Cate Blanchett “Completely and Utterly Overwhelmed” by Chaplin Award Honor

On Monday night Cate Blanchett became the second-youngest recipient of Film at Lincoln Center’s Chaplin Award. And though Blanchett is a two-time Oscar winner and has worked with Scorsese, Steven Spielberg, Guillermo del Toro and Wes Anderson, among other luminaries, she was “completely and utterly overwhelmed,” she told The Hollywood Reporter, to have received this year’s honor.

“I don’t even know how to express it because you look at the look of previous honorees, and they’re so eclectic, but to a woman, they’re all of them are people who’ve had a deep influence on the American cultural landscape and on filmmaking at large internationally,” she added. “They’re people who I have individually revered, but collectively it’s like entering some sort of strange pantheon.”

She continued, laughing, “Hopefully, I can make it out of the building without them taking the award away from me.”

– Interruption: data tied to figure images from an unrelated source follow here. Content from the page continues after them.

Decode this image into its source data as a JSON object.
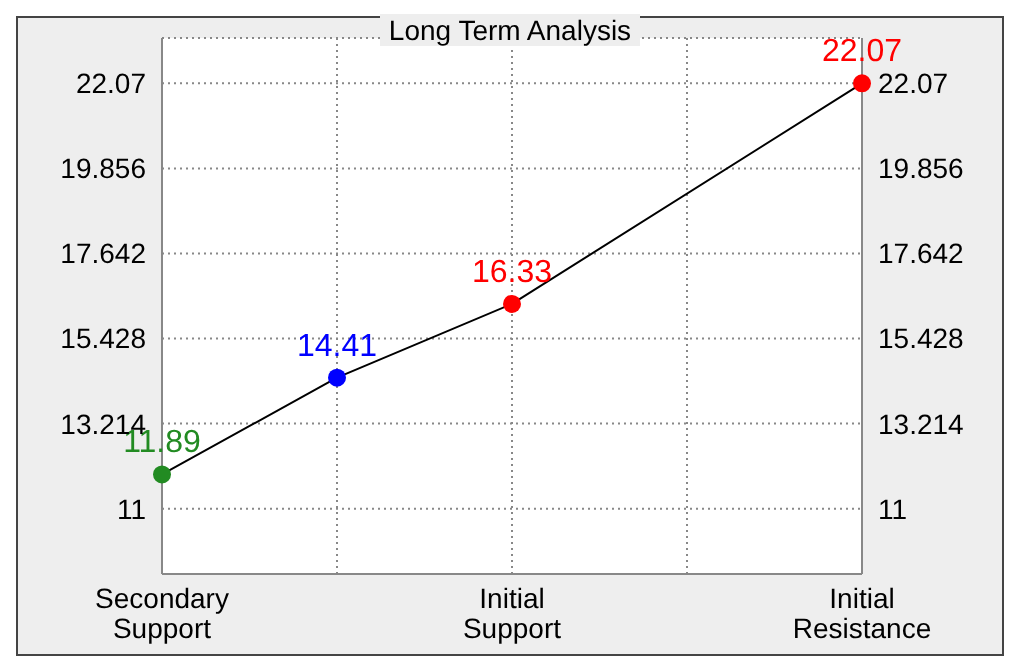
{
  "chart_data": {
    "type": "line",
    "title": "Long Term Analysis",
    "categories": [
      "Secondary Support",
      null,
      "Initial Support",
      null,
      "Initial Resistance"
    ],
    "series": [
      {
        "color": "#000000",
        "colors": [
          "#228b22",
          "#0000ff",
          "#ff0000",
          null,
          "#ff0000"
        ],
        "values": [
          11.89,
          14.41,
          16.33,
          null,
          22.07
        ]
      }
    ],
    "ylim": [
      9.3,
      23.25
    ],
    "yticks": [
      11,
      13.214,
      15.428,
      17.642,
      19.856,
      22.07
    ],
    "y2lim": [
      9.3,
      23.25
    ],
    "y2ticks": [
      11,
      13.214,
      15.428,
      17.642,
      19.856,
      22.07
    ],
    "grid": true,
    "marker": "circle",
    "line_style": "solid",
    "data_labels": true
  }
}
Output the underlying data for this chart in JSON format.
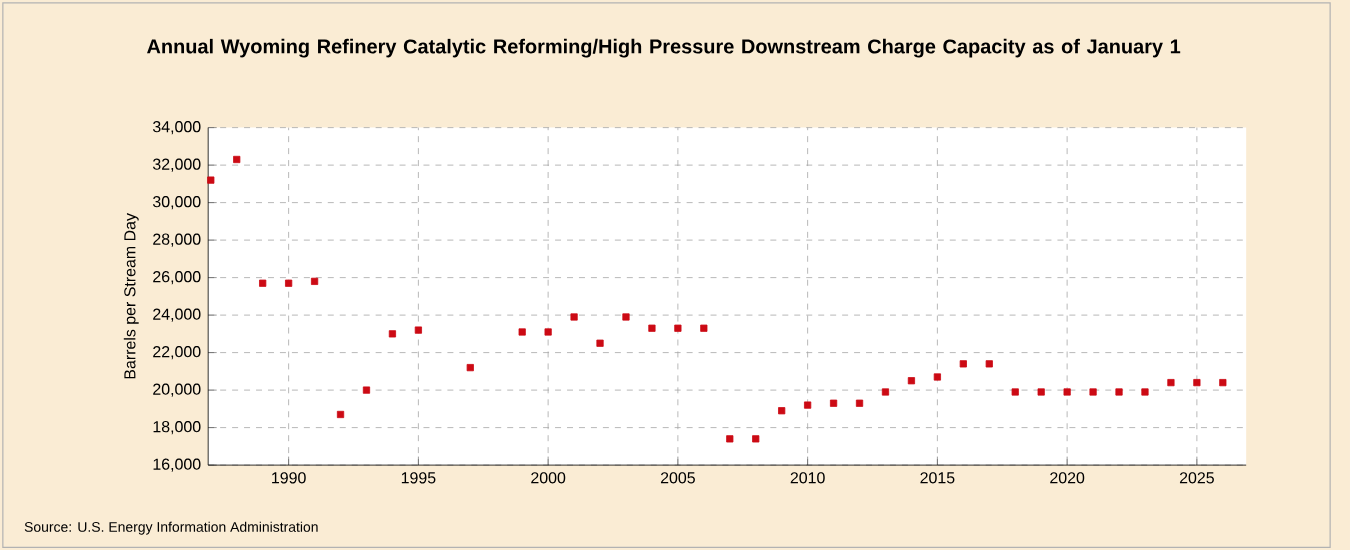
{
  "chart_data": {
    "type": "scatter",
    "title": "Annual Wyoming Refinery Catalytic Reforming/High Pressure Downstream Charge Capacity as of January 1",
    "ylabel": "Barrels per Stream Day",
    "x": [
      1987,
      1988,
      1989,
      1990,
      1991,
      1992,
      1993,
      1994,
      1995,
      1997,
      1999,
      2000,
      2001,
      2002,
      2003,
      2004,
      2005,
      2006,
      2007,
      2008,
      2009,
      2010,
      2011,
      2012,
      2013,
      2014,
      2015,
      2016,
      2017,
      2018,
      2019,
      2020,
      2021,
      2022,
      2023,
      2024,
      2025,
      2026
    ],
    "series": [
      {
        "color": "#cc0a14",
        "values": [
          31200,
          32300,
          25700,
          25700,
          25800,
          18700,
          20000,
          23000,
          23200,
          21200,
          23100,
          23100,
          23900,
          22500,
          23900,
          23300,
          23300,
          23300,
          17400,
          17400,
          18900,
          19200,
          19300,
          19300,
          19900,
          20500,
          20700,
          21400,
          21400,
          19900,
          19900,
          19900,
          19900,
          19900,
          19900,
          20400,
          20400,
          20400
        ]
      }
    ],
    "xlim": [
      1986.9,
      2026.9
    ],
    "xticks": [
      1990,
      1995,
      2000,
      2005,
      2010,
      2015,
      2020,
      2025
    ],
    "ylim": [
      16000,
      34000
    ],
    "yticks": [
      {
        "value": 16000,
        "label": "16,000"
      },
      {
        "value": 18000,
        "label": "18,000"
      },
      {
        "value": 20000,
        "label": "20,000"
      },
      {
        "value": 22000,
        "label": "22,000"
      },
      {
        "value": 24000,
        "label": "24,000"
      },
      {
        "value": 26000,
        "label": "26,000"
      },
      {
        "value": 28000,
        "label": "28,000"
      },
      {
        "value": 30000,
        "label": "30,000"
      },
      {
        "value": 32000,
        "label": "32,000"
      },
      {
        "value": 34000,
        "label": "34,000"
      }
    ],
    "grid": true,
    "marker": "square",
    "annotations": [
      "Source: U.S. Energy Information Administration"
    ]
  }
}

The honor is Film at Lincoln Center’s second Chaplin Award to be presented in the past 12 months, with Spike Lee receiving his honor in a delayed ceremony that took place in September.

Yet Monday night’s proceedings weren’t totally unaffected by the COVID-19 pandemic. It was announced at the top of the gala that director Todd Haynes, who was set to conduct a Q&A with Blanchett, would not be there since he had tested positive for COVID that morning. Then, the audience was told, presenter Bradley Cooper, who recently starred with Blanchett in Nightmare Alley, was also “not feeling well.” These two announcements, greeted with groans from the audience, were quickly followed by Blanchett shouting from the audience, “I’m here,” which prompted cheers.

The evening featured tributes from Scorsese, Richard Linklater, Hugh Jackman and producer Christine Vachon, who presented Blanchett with her award and shared with the audience that Haynes, though “devastated” not to be there, was apparently still feeling well enough to be frequently texting her throughout the event, wondering what they were doing. Film Comment co-deputy editor Devika Girish filled in for Haynes.

Prior to the gala, Film at Lincoln Center president Lesli Klainberg shared that despite Blanchett perhaps not being old enough for a lifetime achievement award, she had amassed enough impressive, diverse work over her nearly 30 years in the industry to make her worthy of this honor.

“I think Cate really embodies a really extraordinary artist of this time who has worked in independent films; she has worked on studio films; she works on blockbuster studio films,” Klainberg told THR. “The extraordinary variety of directors that she’s worked with, it’s just amazing to think about how many of the finest directors of our time she has been able to work with and all of her projects — we felt that she was also a person who was so active still, still working—this is not intended as an end of your career award.”

As for what’s next for her, Blanchett said she doesn’t have a particular type of project she hasn’t done that she wants to do, but she looks forward to getting a “strange ask.”

“I always think that the job I just finished is my last, and I will finally go and grow orchids in my greenhouse,” she said of her career plans. “I guess if I look back, it’s that I’ve always gravitated towards the strange ask or the ask that’s just an antidote to what I’ve done in some way. It’s an undeniable ask, and the directors I’ve worked with have usually made those asks of me. Not necessarily that I’ve achieved what I’ve wanted to achieve through that role or that production or that they have either, but the ask has been really undeniable.”